January 10, 2009

Republican boogeymen

Friday afternoon I saw a bit of the confirmation hearings for Hilda Solis, (D-El Monte, CA) Obama's designee as Labor Secretary. Both Lamar Alexander (R-TN) and Johnny Isakson (R-GA) went after her, at one point trying to find out if the Federal Government would try to overturn states' right-to-work laws.

Huh? Is this another one of those issues like the reinstatement of the Fairness Doctrine, which lives only in the fevered brains of Republicans? Yes, Obama and his team favor the Employee Free Choice Act (card check for unionization), but that's a far cry from trying to overturn the right-to-work laws.

The Taft-Hartley Act of 1947 specifically allowed right-to-work laws to be passed by states. One of the biggest effects was

when a state passes a right-to-work law, it prohibits both mandatory union membership and initiation fees and dues obligations of agency shops, and permits employees who do not voluntarily pay dues and initiation fees to receive the benefits the union provides.

As you can imagine, unions hate this. A non-union employee can get all the benefits a union negotiates with his employer while paying no union dues, essentially getting a free ride on the work the union does. Unions say that's unfair.

Anyway, Tennessee and Georgia are two of the 22 states which have right-to-work laws; most of them are in the South, with a few in the Midwest and Mountain West (map). I can see that Alexander and Isakson have vested interests in right-to-work (see this map for locations of automobile plants in Tennessee and Georgia), but I've never ever heard of the Democrats trying to repeal or override state labor laws. The unions tried to get the offending section of Taft-Hartley [14(B)] repealed several times in the 1950s but failed, and there hasn't been a serious attempt to do so in years.

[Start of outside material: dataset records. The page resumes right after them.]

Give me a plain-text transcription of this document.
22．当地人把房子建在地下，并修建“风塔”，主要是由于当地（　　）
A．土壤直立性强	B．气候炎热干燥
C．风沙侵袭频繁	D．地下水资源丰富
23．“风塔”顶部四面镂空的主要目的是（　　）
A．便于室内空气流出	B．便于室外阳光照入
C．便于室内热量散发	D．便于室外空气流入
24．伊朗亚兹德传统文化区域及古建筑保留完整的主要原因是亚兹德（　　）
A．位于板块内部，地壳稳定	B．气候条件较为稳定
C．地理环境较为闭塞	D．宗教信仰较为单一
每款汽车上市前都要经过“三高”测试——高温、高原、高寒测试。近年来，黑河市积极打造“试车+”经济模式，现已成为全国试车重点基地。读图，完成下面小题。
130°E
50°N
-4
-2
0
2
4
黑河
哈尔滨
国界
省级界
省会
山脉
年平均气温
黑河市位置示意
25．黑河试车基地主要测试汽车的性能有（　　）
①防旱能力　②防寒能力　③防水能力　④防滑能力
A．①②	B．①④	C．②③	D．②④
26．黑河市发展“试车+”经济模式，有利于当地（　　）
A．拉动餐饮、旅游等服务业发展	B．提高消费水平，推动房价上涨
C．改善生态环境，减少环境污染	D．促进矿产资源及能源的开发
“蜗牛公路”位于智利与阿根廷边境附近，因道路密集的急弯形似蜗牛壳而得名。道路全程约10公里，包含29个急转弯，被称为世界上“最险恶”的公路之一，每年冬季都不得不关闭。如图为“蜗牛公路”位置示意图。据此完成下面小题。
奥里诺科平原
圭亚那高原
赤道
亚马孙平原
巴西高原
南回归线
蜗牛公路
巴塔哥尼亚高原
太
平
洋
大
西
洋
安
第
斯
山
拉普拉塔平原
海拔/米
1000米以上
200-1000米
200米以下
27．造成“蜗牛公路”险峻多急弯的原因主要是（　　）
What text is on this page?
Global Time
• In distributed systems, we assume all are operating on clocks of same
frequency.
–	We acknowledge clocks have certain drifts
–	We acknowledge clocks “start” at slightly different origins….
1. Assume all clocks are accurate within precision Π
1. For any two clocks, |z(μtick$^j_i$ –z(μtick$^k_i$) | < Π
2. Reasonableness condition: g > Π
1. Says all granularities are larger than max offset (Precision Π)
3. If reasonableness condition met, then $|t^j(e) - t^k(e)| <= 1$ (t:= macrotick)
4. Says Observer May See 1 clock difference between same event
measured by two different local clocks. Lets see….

After eight years of the stewardship of Elaine Chao (when The American Spectator writes a puff piece about you, I think it's safe to say she wasn't on the workers' side), the Republicans are just paranoid. Their business buddies will now have to contend with a Secretary of Labor who believes labor has rights, rather than one who has collaborated with them to limit benefits, reduce overtime, and issue as few safety regulations as possible.

Posted by Linkmeister at January 10, 2009 12:01 AM | TrackBack
Comments

Thanks for this post - it makes a lot of what was going on in that hearing make much more sense for me.

p.s. I saw an even funnier poor turn of phrase than the one that had Blago's impeachment historic by right of being on a Friday, but I can't recall it at the moment.

On a not-exactly-but-almost-related note: Why has it taken me 38 years to catch on that being a Governor is a job we give people who require constant adult supervision but don't know what else to do with? I was thinking through the roster state by state and, well, damn. I guess I just always thought gubernatorial insanity was a uniquely florida trait.

Posted by: rebecca at January 10, 2009 02:30 PM

Gee, I hope my analysis is right, then. ;)

I saw Alexander questioning her and when he brought right-to-work up I thought "well, maybe that's just a hobbyhorse of his," but then when Isakson did too it struck me that the Republicans are actually worried about its repeal.

There must be some good governors; Napolitano did a decent job in Arizona, I've heard. Ours is slightly feather-brained ("hey, Obama's from Hawai'i and all my constituents love him, so I'll avoid going to that Governors' Conference he convened last month!"), but her Lieutenant Governor is worse.